Would public policy play out differently if reporters take a different tack or talk to different sources?

Would public funding for our new hospital have been supported by taxpayers had the hidden costs been uncovered at an earlier stage?

One American university which is taking very seriously this matter of public economic literacy is the University of Minnesota. They make it their business to regularly invite print and broadcast journalists to learn more about economics and, ultimately, how to better report business and public policy news.

A joint project of the university’s Minnesota Journalism Centre and the Federal Reserve Bank of Minnesota has developed into an annual event about the nuts and bolts of writing business and public policy stories. Add to that topics like where to find data and information, developing sources and, above all, that always fraught-with-perils exercise of understanding economists and the way their minds work.

Over the past six summers I have been working on a new book that presents (appositely in the Maltese language to make it more popularly accessible) economics dressed in a ‘suit’ which — it being not essentially what many would think as its own — would hopefully attract more people to its way of thinking and rigours. This Economics in the language of science and philosophy is also an effort to explain what economists think.

Journalists who write about economic and business topics without being comfortable when handling numbers will always verge onto a dangerous political road. Sooner than they know, their writing will start reeking of politics and this is simply because mathematics is not an opinion. Figures will not lie, or give a slant, as much as figuresless reports will always end up doing.

I am always shocked by so many news reports that clearly show reporters as failing to dig deeply enough. A new hotel here, a new sports centre there, a new ‘social’ service, so many more tourists or hospital operations, or even students in this or that level of studies, whatever the topic reporters always need to ask: what’s the hidden cost? Or whether whoever is using them is providing more smoke and mirrors, especially whenever anyone is giving them an interview.

Would public policy play out differently if reporters take a different tack or talk to different sources?

But before reporters can get to the bottom of a story they need to have a grasp of basic economic principles. These, for example, are eight principles of economics that reporters absolutely need to keep in mind:

On average people behave in their own best interest. There is rational expectations academic literature about this, and I keep wondering how many reporters have ever bothered to read at least one book fromthat group.

There is no such thing as a free lunch: ‘Why was our paper, or our station, invited to this business breakfast?’

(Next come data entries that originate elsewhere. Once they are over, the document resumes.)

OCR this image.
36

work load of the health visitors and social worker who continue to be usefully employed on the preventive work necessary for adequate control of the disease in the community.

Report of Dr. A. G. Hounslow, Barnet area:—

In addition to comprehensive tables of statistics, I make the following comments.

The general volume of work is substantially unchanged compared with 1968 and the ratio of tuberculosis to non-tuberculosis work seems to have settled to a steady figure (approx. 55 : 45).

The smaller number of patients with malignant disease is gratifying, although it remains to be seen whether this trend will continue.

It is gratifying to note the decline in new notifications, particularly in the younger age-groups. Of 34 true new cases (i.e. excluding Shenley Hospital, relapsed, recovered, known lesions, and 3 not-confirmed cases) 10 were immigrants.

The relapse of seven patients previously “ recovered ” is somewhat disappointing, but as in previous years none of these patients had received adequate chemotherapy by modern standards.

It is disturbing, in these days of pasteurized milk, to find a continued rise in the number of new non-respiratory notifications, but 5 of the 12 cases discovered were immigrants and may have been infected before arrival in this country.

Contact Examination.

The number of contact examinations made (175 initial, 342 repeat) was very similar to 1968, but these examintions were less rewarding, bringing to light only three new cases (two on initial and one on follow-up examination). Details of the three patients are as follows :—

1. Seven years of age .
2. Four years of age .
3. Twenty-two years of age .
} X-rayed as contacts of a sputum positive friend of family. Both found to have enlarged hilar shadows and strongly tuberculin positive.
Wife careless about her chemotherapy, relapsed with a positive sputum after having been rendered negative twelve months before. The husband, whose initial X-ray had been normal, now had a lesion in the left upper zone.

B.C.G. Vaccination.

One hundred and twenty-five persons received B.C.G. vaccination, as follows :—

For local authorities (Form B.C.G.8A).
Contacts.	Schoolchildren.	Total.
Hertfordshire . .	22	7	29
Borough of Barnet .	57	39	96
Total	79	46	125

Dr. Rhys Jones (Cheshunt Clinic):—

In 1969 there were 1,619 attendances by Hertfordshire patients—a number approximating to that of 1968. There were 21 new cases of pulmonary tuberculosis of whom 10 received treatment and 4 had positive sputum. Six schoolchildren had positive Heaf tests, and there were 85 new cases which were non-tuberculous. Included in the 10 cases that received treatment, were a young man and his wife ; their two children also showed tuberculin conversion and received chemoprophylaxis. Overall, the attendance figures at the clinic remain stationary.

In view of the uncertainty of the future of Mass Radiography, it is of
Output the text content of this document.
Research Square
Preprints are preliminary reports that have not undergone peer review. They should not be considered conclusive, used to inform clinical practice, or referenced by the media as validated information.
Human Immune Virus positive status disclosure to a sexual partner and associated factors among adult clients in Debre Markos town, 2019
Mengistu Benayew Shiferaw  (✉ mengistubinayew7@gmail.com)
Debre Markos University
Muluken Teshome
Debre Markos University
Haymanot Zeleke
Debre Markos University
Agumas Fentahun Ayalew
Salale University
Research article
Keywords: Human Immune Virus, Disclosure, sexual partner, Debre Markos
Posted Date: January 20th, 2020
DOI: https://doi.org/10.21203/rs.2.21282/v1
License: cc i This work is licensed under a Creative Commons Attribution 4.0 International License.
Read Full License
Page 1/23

The cost of something is what you give up to get it... that is the essence of the big rumpuses we have been lately having about ODZ projects, whether coming from the private or the public sector (it’s ‘opportunity cost’, writ large).

A country’s standard of living depends on its ability to produce jobs, goods, and services.

Markets are usually a good way to organise economic activity.

Trade can make everyone better off, unless that involves illicit goods or services.

Governments can sometimes improve market outcomes... perhaps this is one way we should be looking at the touted Transatlantic Trade and Investment Partnership.

Money in essence causes inflation... and too much of it causes too much inflation.

Every reporter can twist any story: he does it either unwittingly or intentionally. It is an ongoing process, this ‘twisting’, within the possibly inevitable situation where the selection and interpretation of stories is the inevitable role of the media.

Alan Blinder, professor of macroeconomics and monetary policy at Princeton, former vice president of the Federal Reserve Board and former chairman of the US President’s Council of Economic Advisers, holds that “even when reporters are scrupulous in reporting, they often can alter the policy outcome. Leaking stories to the media is a way of life in Washington”.

In describing the ‘leak game’, Blinder urges reporters to learn to discriminate and to ask: ‘Am I being used by the leaker?’

All this leads to a summary view that both society and its media houses or publications are not well served by writers who are bereft of competent economic knowledge as well as that sense of acumen that enables them to ponder over whether the ‘story’ (now couldn’t the journalistic profession have found a better word for its reporting outpours) is suitably grounded in terms of economic knowledge as well as selectivity.

John Consiglio teaches economics at the University of Malta.